野焼き (Noyaki (open burning))
野焼き(のやき)は、野山の植生を焼くことである。
主に半人工の植生を維持するためになされるが、半永久的に農地として供するためになされることもある。
日本の野焼き
日本では、春先のまだ草本の新芽が出ない時期に、野山の枯れ草を焼く。
山焼きとも言う。
日本の自然の状態では酷寒地を除き、草原は森林へと遷移 (生物学)する。
野焼きを行うことで、この遷移が止まり、草地のままに維持される。
また、有機物の蓄積を減らし、無機塩類とすることで新たに出る若草のための肥料とする効果があるかもしれない。
また、害虫を焼き殺す効果もあるものと考えられてきた。
古くから、日本人は、野山を草地として継続的に利用するために、野焼きを行ってきた。
有名な場所
奈良市・若草山の山焼き
阿蘇山の野焼き
渡良瀬遊水地のヨシ焼き
大室山 (静岡県)の山焼き
秋吉台の山焼き
房総の野焼き
仙石原の山焼き
法律上の規制
森林法により、森林等の野焼き(法律用語では「火入れ」)を行う場合はその所在地の市町村長の許可を得なければならない。
また、平成13年施行の廃棄物の処理及び清掃に関する法律およびそれに基づく「廃棄物の処理及び清掃に関する法律施行令」により、風俗慣習上又は宗教上の行事を行うために必要な廃棄物の焼却や、農業、林業又は漁業を営むためにやむを得ないものとして行われる廃棄物の焼却など以外は禁止されている。
同法により違反した者は五年以下の懲役若しくは一千万円以下の罰金又はその両方を科せられる。
事故
1977年3月25日、福岡県北九州市小倉南区平尾台での野焼きで、強風による飛び火で山林火災が発生し、207ヘクタールの山林・原野を焼損、消火作業中の消防士5人が死亡した。

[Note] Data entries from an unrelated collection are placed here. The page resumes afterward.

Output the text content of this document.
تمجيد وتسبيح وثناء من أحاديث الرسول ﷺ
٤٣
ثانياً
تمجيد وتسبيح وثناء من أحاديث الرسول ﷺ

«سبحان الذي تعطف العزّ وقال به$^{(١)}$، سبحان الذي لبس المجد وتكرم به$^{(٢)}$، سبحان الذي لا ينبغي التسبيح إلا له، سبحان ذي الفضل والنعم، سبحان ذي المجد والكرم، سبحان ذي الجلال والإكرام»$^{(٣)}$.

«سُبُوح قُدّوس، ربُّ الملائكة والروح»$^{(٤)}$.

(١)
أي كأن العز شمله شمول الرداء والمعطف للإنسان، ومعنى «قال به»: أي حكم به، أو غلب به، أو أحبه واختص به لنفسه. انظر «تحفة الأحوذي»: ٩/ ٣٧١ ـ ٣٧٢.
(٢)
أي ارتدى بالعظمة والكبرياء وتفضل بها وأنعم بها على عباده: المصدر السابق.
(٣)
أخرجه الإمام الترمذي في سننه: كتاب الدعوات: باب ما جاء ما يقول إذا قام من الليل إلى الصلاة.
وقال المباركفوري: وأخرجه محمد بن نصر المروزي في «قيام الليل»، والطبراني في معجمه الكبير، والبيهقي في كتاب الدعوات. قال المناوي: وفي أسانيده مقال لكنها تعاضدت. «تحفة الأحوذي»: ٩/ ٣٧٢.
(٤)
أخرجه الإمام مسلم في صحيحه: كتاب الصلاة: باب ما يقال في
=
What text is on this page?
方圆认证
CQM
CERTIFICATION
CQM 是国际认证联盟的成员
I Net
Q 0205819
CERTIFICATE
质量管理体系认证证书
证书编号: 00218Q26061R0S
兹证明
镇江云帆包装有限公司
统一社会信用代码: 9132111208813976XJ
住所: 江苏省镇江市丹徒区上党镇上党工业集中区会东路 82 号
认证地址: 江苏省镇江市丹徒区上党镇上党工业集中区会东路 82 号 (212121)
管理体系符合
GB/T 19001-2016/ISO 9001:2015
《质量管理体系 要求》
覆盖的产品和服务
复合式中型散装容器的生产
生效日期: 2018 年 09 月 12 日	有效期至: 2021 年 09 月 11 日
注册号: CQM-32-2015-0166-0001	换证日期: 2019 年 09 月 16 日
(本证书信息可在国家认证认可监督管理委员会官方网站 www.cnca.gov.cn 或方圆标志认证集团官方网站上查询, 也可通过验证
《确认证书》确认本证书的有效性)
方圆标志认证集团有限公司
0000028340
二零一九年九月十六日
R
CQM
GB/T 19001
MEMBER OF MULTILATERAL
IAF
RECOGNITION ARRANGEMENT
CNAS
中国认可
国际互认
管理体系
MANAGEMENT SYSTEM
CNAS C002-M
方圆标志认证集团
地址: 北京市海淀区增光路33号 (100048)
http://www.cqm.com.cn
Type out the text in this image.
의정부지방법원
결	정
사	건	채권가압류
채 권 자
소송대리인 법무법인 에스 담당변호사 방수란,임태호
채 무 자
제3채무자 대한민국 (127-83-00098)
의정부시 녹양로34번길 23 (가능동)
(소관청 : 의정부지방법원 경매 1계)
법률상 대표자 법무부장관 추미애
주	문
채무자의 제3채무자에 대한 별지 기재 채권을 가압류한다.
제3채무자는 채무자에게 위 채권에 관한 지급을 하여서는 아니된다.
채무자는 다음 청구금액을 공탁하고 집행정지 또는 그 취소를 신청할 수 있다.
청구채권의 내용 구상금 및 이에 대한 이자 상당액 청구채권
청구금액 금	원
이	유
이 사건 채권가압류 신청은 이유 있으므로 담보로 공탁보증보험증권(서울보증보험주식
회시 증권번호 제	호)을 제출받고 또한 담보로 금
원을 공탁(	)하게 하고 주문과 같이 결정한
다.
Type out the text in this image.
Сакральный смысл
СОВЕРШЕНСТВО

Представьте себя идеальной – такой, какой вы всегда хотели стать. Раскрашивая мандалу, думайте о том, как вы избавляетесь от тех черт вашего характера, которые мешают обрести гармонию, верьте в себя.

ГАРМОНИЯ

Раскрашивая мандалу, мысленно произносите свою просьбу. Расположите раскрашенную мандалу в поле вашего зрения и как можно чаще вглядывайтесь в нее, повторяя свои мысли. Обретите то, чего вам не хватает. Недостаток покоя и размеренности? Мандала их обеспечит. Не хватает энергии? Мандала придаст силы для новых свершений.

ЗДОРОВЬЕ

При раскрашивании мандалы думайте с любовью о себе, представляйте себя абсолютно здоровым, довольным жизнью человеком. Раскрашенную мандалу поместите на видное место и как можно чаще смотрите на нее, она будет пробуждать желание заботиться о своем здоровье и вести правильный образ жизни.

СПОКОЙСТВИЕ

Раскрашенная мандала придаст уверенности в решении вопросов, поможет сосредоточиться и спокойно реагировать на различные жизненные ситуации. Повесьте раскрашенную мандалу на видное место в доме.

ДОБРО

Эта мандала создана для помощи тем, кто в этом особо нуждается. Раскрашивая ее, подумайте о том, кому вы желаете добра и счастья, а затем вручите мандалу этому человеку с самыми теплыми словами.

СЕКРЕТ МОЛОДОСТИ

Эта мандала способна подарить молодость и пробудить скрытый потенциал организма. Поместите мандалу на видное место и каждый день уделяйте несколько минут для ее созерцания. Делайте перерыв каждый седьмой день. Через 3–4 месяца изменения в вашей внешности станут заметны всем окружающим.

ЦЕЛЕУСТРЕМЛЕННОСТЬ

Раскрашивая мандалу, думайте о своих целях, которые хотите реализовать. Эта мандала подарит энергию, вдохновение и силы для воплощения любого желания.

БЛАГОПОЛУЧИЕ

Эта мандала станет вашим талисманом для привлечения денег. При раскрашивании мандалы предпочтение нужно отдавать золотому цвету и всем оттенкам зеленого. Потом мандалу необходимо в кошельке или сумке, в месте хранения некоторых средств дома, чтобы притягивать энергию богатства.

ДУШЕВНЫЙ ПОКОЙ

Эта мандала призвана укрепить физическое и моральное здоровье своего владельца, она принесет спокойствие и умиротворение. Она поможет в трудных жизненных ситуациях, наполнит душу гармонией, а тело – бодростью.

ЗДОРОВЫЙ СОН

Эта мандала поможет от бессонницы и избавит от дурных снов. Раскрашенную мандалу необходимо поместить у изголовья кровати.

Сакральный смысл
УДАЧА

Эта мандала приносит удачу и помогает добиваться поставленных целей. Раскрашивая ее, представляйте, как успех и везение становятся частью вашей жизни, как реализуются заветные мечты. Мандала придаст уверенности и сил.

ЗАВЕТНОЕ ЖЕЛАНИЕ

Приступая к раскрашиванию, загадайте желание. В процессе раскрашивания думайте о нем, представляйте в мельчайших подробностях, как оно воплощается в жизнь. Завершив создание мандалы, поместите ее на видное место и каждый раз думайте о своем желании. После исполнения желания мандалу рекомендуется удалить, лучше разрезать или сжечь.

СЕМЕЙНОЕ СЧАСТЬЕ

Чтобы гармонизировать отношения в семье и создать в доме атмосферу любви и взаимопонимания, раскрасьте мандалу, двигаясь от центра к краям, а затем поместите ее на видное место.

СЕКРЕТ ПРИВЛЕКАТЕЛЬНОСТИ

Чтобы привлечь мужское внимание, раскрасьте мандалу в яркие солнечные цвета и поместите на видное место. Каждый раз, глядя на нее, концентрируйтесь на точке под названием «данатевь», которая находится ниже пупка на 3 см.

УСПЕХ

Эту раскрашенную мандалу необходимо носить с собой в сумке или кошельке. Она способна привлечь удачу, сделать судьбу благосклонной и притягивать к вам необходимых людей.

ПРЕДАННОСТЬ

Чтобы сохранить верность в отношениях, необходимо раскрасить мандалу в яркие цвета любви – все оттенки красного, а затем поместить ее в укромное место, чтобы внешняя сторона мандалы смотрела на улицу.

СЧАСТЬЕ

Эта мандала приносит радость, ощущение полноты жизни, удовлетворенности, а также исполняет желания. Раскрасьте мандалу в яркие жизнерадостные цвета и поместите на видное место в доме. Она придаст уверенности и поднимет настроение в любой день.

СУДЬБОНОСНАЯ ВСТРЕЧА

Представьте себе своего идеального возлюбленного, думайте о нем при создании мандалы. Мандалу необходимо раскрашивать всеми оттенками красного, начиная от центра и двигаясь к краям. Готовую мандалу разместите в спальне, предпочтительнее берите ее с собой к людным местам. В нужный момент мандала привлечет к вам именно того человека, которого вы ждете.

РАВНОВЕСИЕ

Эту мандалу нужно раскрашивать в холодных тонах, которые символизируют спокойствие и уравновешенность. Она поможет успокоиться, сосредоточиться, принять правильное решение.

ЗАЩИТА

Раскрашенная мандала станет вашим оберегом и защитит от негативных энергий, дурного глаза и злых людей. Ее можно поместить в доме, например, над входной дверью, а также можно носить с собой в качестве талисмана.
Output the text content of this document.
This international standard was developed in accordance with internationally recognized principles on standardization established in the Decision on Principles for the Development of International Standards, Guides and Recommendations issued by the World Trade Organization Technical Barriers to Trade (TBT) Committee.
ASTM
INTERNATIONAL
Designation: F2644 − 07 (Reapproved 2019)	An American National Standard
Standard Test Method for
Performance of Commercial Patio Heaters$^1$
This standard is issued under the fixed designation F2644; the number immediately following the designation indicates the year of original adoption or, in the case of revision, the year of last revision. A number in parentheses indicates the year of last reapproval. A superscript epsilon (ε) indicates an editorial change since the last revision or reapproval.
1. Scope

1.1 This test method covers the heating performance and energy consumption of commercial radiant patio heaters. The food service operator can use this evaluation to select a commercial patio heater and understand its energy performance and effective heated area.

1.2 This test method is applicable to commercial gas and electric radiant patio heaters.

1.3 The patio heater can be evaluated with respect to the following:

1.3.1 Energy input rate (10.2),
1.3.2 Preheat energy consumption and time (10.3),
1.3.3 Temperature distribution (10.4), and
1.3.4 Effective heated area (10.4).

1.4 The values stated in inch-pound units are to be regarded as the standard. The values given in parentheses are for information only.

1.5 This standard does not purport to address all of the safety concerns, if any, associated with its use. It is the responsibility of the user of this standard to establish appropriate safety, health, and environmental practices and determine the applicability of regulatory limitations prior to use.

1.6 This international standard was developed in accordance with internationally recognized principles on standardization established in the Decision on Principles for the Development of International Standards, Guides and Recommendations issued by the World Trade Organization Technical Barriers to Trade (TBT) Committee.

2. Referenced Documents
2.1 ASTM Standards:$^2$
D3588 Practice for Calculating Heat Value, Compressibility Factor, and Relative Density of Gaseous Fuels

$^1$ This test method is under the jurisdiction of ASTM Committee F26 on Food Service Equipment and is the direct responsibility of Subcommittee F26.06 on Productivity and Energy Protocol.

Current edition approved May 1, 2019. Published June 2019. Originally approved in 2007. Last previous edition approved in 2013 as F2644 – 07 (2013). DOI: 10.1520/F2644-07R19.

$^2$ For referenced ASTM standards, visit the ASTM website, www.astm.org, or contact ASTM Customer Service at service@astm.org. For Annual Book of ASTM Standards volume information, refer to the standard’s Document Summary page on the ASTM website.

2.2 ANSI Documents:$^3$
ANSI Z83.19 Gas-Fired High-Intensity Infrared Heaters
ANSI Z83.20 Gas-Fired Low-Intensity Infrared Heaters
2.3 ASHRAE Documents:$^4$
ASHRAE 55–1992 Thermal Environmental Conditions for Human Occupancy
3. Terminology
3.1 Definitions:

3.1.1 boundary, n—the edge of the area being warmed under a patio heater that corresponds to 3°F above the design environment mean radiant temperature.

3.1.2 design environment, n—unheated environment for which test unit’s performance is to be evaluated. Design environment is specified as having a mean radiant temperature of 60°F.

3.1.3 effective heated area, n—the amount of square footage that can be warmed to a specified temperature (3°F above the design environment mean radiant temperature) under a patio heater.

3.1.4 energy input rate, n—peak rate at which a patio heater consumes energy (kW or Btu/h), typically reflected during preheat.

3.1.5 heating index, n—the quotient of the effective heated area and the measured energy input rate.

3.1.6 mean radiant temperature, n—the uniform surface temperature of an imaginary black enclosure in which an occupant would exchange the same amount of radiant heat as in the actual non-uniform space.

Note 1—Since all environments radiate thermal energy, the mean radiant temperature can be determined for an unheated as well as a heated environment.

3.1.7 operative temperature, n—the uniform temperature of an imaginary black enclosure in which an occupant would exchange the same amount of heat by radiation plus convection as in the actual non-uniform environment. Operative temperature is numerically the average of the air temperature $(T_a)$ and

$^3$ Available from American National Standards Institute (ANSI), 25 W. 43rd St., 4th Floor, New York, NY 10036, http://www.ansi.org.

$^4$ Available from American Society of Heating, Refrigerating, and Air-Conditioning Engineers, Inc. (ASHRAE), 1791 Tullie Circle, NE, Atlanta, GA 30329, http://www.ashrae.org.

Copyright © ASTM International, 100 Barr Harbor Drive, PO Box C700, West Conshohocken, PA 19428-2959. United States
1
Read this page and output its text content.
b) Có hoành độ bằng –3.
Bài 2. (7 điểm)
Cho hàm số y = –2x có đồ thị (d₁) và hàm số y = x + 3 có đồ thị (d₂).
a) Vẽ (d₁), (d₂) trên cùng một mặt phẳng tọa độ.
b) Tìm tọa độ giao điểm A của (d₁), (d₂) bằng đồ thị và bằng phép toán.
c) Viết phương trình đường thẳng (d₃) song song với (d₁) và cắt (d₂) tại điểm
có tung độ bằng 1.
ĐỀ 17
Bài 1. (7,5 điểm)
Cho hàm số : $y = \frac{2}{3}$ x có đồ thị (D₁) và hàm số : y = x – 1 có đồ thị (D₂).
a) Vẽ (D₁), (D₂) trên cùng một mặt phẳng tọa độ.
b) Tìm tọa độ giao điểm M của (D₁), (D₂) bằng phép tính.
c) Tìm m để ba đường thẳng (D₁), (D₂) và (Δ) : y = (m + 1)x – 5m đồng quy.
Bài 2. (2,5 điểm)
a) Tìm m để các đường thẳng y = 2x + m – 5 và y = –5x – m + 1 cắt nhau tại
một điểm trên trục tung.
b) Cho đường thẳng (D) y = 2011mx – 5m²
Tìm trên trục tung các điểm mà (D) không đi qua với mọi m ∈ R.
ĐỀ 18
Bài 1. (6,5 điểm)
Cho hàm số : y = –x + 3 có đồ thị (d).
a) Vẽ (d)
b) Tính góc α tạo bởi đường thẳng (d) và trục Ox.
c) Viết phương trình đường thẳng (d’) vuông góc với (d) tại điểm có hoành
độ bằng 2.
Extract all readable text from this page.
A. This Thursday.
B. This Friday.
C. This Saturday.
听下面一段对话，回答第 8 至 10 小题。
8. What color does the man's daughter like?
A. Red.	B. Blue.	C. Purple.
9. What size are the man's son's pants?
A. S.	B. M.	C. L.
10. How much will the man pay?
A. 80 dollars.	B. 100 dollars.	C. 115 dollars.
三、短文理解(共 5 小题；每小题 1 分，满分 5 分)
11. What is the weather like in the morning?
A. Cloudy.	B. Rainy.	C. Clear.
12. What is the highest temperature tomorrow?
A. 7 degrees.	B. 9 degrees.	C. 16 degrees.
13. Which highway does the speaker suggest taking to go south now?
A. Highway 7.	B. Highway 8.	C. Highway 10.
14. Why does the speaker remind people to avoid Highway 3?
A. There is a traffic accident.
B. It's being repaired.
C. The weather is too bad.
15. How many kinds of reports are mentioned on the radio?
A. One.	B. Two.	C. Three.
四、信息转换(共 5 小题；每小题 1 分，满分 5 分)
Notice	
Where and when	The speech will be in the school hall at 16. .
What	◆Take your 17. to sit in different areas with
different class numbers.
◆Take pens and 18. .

2009年3月17日、大分県由布市湯布院町の原野で行われた野焼きで、参加者4人が焼死し2人が重軽傷を負う事故が発生した。
当日は注意報が発令されており、市条例で火入れが禁止される状況であったが、市も消防署も慣例により条例違反を黙認していた。
目撃証言によれば、現場では火災旋風とみられる現象が発生していたという。
世界各国の野焼き
熱帯諸国では、熱帯林を野焼きすることによる焼畑農業が広くおこなわれている。
先住民により小規模に長年おこなわれてきたものは、短期間の利用の後に放棄され、森林として再生される。
この点で、日本の野焼きのように再生可能である。
しかし、近代的な野焼きは半永久的に農地に供するためになされている。
再生不可能で、自然保護や二酸化炭素排出から問題視されている。